Upregulation of oxidative stress by triphenyl phosphate (TPhP) exposure causes antioxidant insult and apoptotic process in Epithelioma papulosum cyprini (EPC) cells

• Published in: Environmental science and pollution research international Vol. 30; no. 56; pp. 119217 - 119227
• Main Authors: Xiong, Ning-Xia, Fang, Zi-Xuan, Kuang, Xu-Ying, Wang, Fei, Ou, Jie, Luo, Sheng-Wei
• Format: Journal Article
• Language: English
• Published: Berlin/Heidelberg Springer Berlin Heidelberg 01.12.2023; Springer Nature B.V
• Subjects: Animals; Antioxidants; Antioxidants - metabolism; Apoptosis; Aquatic Pollution; Atmospheric Protection/Air Quality Control/Air Pollution; Bioengineering; Biotechnology; Carcinoma; Cell activation; Cell death; Cell viability; Cytotoxicity; Developmental biology; Earth and Environmental Science; Ecotoxicology; Environment; Environmental Chemistry; Environmental Health; Environmental science; Enzymes; Experiments; Exposure; Fibroblasts; Fish; Flame retardants; Flame Retardants - metabolism; Flame Retardants - toxicity; Genes; Lipids; Organophosphates; Organophosphates - toxicity; Oxidative Stress; Physiological effects; Protein folding; Proteins; Reactive oxygen species; Research Article; Up-Regulation; Waste Water Technology; Water Management; Water Pollution Control; Zebrafish; Fish cell lines; Oxidative stress; Triphenyl phosphate; Gene expressions
• ISSN: 1614-7499; 0944-1344; 1614-7499
• DOI: 10.1007/s11356-023-30697-0

Triphenyl phosphate (TPhP) is the predominant compound of organophosphate flame retardants (OPFRs), which can elicit a toxicological effect on physiological response and tissue development of fish. In this study, we investigated the effect of TPhP exposure on cell viability, antioxidant capacities, and apoptosis in EPC cells.
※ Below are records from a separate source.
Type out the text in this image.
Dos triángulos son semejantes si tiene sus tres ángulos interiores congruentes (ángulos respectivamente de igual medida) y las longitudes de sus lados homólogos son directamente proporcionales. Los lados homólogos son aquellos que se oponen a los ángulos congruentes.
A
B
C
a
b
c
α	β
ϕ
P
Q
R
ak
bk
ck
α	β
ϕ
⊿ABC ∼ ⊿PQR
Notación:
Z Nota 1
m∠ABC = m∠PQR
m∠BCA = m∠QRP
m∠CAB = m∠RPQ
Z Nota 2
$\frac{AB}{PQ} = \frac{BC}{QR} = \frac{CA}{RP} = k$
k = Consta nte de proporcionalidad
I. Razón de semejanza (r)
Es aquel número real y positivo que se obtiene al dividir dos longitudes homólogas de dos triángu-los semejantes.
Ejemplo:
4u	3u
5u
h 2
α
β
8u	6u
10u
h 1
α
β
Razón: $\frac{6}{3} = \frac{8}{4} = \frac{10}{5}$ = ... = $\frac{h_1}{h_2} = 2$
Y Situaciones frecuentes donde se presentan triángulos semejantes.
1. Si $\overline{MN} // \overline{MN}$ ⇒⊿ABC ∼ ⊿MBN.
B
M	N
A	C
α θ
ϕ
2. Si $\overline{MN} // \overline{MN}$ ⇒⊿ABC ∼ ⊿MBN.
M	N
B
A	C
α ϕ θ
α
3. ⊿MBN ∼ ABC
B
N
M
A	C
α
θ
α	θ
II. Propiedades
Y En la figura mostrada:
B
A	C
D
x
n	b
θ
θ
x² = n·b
Current study revealed that TPhP exposure could decrease cell viability and promote intracellular oxidative stress in EPC cells. In addition, high-dose TPhP exposure could facilitate antioxidant insults and cause mitochondrial collapse in a dose-dependent manner, along with increased gene expressions involved in apoptosis and unfolded protein response (UPR). These results indicated that reactive oxygen species (ROS)-induced cytotoxic stress and cell death were involved in antioxidant insults and apoptotic activation in TPhP-exposed fish cells.